Larsen: il connubio arte/industria lega gli storici direttori
Una storia in quattro atti. Ogni atto è la firma di un direttore artistico diverso, tra gli anni ’30 e i ‘90: parliamo di Gio Ponti, Pietro Chiesa, Max Ingrand e Gae Aulenti. Ognuno chiamato dalla celebre Fontanaarte ad aprire nuovi percorsi per il design in vetro. A raccontarlo è l’esposizione «Fontanaarte. Vivere nel vetro» curata da Christian Larsen e visitabile a Le Stanze del Vetro. Curatore e storico dell’arte statunitense, Larsen si è fatto guidare dalla «comune e allo stesso tempo peculiare sensibilità rispetto al vetro», che ognuno dei quattro direttori ha espresso in quella lunga stagione d’oro. «Tutti e quattro condividono l’idea che l’eccellenza dei livelli artistici si può coniugare con la moderna produzione industriale», racconta Larsen. Se questa sensibilità li ha accomunati, attratti tutti dalla potenza espressiva del materiale vetrario, cosa li abbia distinti è il nodo su cui si dipana nella mostra.

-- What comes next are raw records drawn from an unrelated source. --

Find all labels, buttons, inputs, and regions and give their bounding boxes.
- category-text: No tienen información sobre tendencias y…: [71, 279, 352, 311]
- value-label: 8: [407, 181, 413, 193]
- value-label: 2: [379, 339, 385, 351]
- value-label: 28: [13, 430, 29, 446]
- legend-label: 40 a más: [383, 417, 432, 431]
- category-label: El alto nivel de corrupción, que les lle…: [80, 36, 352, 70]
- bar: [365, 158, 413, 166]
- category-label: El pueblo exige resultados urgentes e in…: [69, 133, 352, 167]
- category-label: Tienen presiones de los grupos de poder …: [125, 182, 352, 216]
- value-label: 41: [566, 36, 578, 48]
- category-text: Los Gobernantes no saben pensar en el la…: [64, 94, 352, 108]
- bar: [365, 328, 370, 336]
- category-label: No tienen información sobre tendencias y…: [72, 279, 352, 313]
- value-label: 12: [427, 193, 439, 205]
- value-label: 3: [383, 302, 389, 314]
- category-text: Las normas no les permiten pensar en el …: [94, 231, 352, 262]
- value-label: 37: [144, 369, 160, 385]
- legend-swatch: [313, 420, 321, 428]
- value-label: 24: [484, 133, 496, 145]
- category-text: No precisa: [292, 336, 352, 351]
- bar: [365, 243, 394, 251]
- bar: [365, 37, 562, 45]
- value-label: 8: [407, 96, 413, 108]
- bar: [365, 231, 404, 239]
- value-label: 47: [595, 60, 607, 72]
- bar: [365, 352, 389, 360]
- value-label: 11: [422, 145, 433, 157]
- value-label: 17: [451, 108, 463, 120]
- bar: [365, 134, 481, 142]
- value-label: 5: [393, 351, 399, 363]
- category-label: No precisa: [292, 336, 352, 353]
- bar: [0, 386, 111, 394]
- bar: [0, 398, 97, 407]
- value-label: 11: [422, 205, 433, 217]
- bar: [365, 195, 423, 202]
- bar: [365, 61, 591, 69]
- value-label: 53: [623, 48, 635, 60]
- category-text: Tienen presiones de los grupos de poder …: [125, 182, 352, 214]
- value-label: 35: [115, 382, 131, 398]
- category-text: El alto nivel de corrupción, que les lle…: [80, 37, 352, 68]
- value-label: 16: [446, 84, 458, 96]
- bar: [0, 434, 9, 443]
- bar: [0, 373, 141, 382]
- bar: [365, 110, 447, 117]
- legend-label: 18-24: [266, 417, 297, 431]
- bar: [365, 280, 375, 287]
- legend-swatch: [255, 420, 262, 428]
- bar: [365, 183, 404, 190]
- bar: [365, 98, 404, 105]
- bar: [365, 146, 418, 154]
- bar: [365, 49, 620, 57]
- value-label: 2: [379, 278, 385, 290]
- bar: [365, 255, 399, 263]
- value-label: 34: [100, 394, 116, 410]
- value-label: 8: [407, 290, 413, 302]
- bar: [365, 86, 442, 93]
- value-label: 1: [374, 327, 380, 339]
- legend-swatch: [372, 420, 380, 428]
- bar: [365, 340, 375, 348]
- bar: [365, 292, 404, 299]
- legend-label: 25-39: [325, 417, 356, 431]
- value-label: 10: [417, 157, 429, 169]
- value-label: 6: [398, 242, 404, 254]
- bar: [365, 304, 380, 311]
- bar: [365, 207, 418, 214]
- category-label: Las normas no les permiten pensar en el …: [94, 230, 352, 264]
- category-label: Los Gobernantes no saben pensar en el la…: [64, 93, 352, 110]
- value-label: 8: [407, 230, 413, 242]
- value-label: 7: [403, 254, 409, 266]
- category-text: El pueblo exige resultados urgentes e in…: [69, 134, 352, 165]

Gio Ponti, innanzitutto: «È un visionario, capisce il significato autentico dei materiali moderni e le possibilità del vetro all’interno dell’interior design. Quando lui arriva a Fontanaarte, l’azienda produce grandi vetrate e arredamento con componenti di vetro: ma è Gio Ponti che apre un altro immaginario produttivo e un nuovo mercato». L’esperienza del grande designer è di una manciata di anni, dal 1930 al 1932 per poi passare il testimone a Pietro Chiesa, il maestro vetrario con cui ha già una stretta collaborazione. Dice Larsen: «Chiesa è un genio nel lavorare il vetro, riuscendo a esprimere un eclettismo raro, utilizzando tecniche e linguaggi con una estrema versatilità. Per di più, è molto prolifico: dal 1932 al 1948 disegna più di mille opere per l’azienda».
A Chiesa subentra Max Ingrand: «E’ forse il più poetico e sofisticato dei quattro. Riesce ad apportare nuove sensibilità, con un tocco molto francese. È anche quello che più spinge Fontanaarte a una produzione di massa di oggetti
di design in vetro». D’altra parte, raggiunge l’azienda nel 1954 in pieno boom economico. Con la sua partenza nel 1967, torna Gio Ponti come consulente, ma nel frattempo l’azienda vive una lunga stagione di riassetto societario di cui è protagonista la St.gobain. «Il rapporto tra le due grandi aziende è sempre stato forte e complicato», riflette Larsen.
I destini d’impresa si incrociano nel 1910, quasi vent’anni dopo la nascita della Luigi Fontana & Co. La St.gobain infatti investe una quota di maggioranza in Fontana, il che significa una iniezione di capitali che assicurano lo slancio produttivo. Sessant’anni dopo, una serie di fusioni e acquisizioni assicurano all’azienda francese il controllo della gestione di
Fontana.
A fine anni ’70, infine, quando alcuni azionisti rilevano la proprietà, torna la necessità di avere una direzione artistica. È a quel punto che entra in scena Gae Aulenti: «Lei porta una visione nuova e molto inclusiva: invita una serie di grandi designer, coinvolgendoli nell’ideare la produzione, da Renzo Piano a Sottsass. E imprime uno stile che definisco “post-moderno”, perché occhieggia al modernismo ma con molto humor. Sono davvero gli anni ‘80». Un’esperienza che si concluderà nel 1996: «Gae Aulenti non soltanto ha scavato nella storia, ma l’ha anche scritta».